Although marketers and ISP’s track engagement differently, what drives engagement? Do you feel the message is the same, i.e. to drive engagement you need to send good quality content, based on segmentation and dynamic content at the right cadence?

That’s a great question and I’ve always believed there are several elements that drive engagement.  Content to me will always be “king”.  You have to grab the recipients interest in both the subject line (to get them to open) and then in the content.  Think about your own inbox.  If it’s anything like mine, there is no way you would have the time to fully read and react to every single email you receive.  In my case, I open each mail, skim through it and make a quick judgement on each one.  If something jumps out and grabs my attention then I’ll read it completely and respond/react accordingly.  It’s that “skim through it” timeframe where you need to generate enough of an emotional response to really grab a recipient’s attention and convince them that your email is worth reading.  Yes, automation is still very important, but it’s one piece of the puzzle of driving recipient engagement.

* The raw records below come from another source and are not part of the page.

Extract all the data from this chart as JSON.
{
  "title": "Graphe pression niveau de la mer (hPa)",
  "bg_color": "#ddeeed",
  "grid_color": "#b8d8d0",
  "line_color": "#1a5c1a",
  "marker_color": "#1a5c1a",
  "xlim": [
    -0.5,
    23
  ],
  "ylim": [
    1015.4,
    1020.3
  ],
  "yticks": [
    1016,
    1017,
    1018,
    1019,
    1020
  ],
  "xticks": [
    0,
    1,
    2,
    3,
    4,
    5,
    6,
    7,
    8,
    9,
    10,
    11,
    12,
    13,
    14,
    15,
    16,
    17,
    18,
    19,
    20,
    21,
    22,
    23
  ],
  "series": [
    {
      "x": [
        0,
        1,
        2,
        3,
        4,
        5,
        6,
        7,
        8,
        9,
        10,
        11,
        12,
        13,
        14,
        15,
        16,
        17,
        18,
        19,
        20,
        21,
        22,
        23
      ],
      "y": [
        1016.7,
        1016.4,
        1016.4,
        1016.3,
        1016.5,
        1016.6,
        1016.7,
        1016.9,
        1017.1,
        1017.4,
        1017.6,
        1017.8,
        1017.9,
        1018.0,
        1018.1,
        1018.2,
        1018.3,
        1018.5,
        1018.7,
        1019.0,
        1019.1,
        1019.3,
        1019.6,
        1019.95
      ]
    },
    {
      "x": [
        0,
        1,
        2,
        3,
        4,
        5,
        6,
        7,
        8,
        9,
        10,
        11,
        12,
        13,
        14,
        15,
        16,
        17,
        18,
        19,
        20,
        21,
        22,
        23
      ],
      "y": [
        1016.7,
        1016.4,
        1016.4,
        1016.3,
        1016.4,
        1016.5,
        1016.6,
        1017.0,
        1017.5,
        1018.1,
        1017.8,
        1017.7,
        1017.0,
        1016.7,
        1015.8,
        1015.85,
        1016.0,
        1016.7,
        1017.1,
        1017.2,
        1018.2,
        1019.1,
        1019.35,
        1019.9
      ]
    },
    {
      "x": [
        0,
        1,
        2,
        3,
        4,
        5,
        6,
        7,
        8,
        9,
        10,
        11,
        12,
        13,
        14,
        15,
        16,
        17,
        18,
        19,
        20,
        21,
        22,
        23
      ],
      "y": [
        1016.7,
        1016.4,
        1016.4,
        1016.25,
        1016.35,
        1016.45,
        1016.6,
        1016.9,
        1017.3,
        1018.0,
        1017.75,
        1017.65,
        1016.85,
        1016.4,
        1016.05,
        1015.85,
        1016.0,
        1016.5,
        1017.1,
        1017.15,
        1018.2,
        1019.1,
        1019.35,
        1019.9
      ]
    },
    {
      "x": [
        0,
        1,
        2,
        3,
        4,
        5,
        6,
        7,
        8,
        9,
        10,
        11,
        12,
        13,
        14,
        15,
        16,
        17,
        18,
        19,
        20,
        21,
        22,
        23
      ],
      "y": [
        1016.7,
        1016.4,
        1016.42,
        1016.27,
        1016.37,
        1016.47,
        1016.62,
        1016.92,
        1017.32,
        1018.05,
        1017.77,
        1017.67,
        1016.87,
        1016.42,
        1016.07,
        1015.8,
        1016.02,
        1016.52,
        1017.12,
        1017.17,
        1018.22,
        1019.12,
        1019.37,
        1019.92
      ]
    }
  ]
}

We have a famous tradition at dotmailer that each new member of staff gives an interesting fact about themselves at our quarterly ‘All Hands’ meeting. Care to tell the audience what your fact was, it must have been one of our best ones yet!

As you know, I started my career off in the US Army – something which I would not change in my life.  While I am happy to be in the technology and email marketing space today, this experience helped shape who I am today.  I was in some very interesting duty stations like HQEUCOM (Headquarters European Command) which allowed me to be involved in some interesting and well-known engagements.  During my time in the service I saw two major events, one was the combination of Operation Desert Storm and Operation Desert Shield.  In addition to that, my unit was also involved in the support of UNOSOM II (United Nations Operation in Somalia – Phase 2), where the primary duty was to create a secure environment for humanitarian operations to be carried out in Somalia.  The UNOSOM II intervention is well known for the Battle of Mogadishu and the resulting events are portrayed in a book called Black Hawk Down: A Story of Modern War.  There is also an associated film that you might have heard of, Black Hawk Down.  Don’t let Hollywood fool you though, back then I was a geek with a gun and today I’m just a geek… a very big email geek!